In my current position I’ve had to swap to full time Rust development. After about 2 months of full time Rust development I think I’ll likely be developing projects in Rust in the future instead of C++ when performance is important. My reasons for this are primarily:

  1. Just Works™ build system and crates.io makes drawing in libraries painless
  2. Guaranteed memory safety is pretty nice
  3. Syntax is much cleaner and succinct than C++, with lots of nice syntax sugar to sweeten the package
  4. Easily integrable with C (and therefore C++ with some massaging)
  5. Proc macros are pretty nice as well
  6. Built-in test framework

I think that point 3 is potentially the biggest factor for me as the C++ modern syntax is not what I would consider clean, especially if you are trying to use a more functional programming style. A simple example highlighting the difference:

C++

vector<int> v(10,1);
std::transform(v.cbegin(), v.cend(), v.begin(), [](int value){ value + 1;})

Rust

let v = vec![1;10];
let v = v.map(|val| val + 1).collect()

I think that speaks for itself…(Although I prefer the C++ lambdas which don’t auto capture)

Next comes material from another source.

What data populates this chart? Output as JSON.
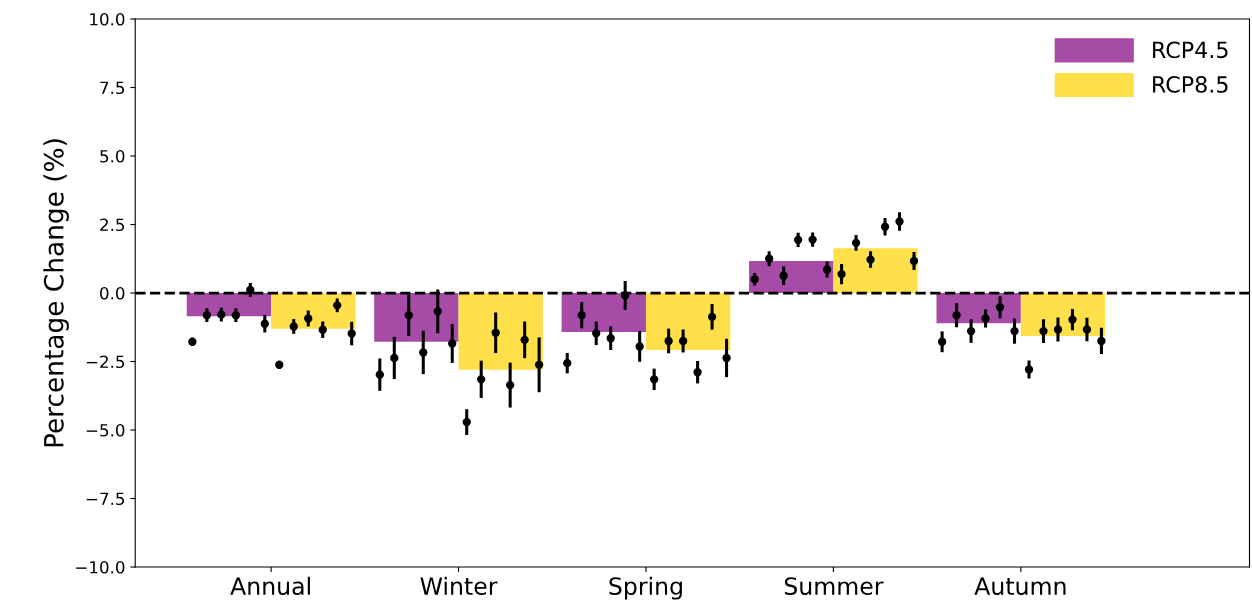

I’m not sure that I consider myself a Rustacean though as some seemingly simple programming tasks can become huge mountains due to the borrow rules Rust enforces. Once you learn the borrow rules and some of the tricks, the language itself ends up being very clean to write and easy to test. I probably won’t be writing C++ in the future unless I have a very specific/niche reason to. I recommend checking Rust out if you haven’t yet, it may surprise you!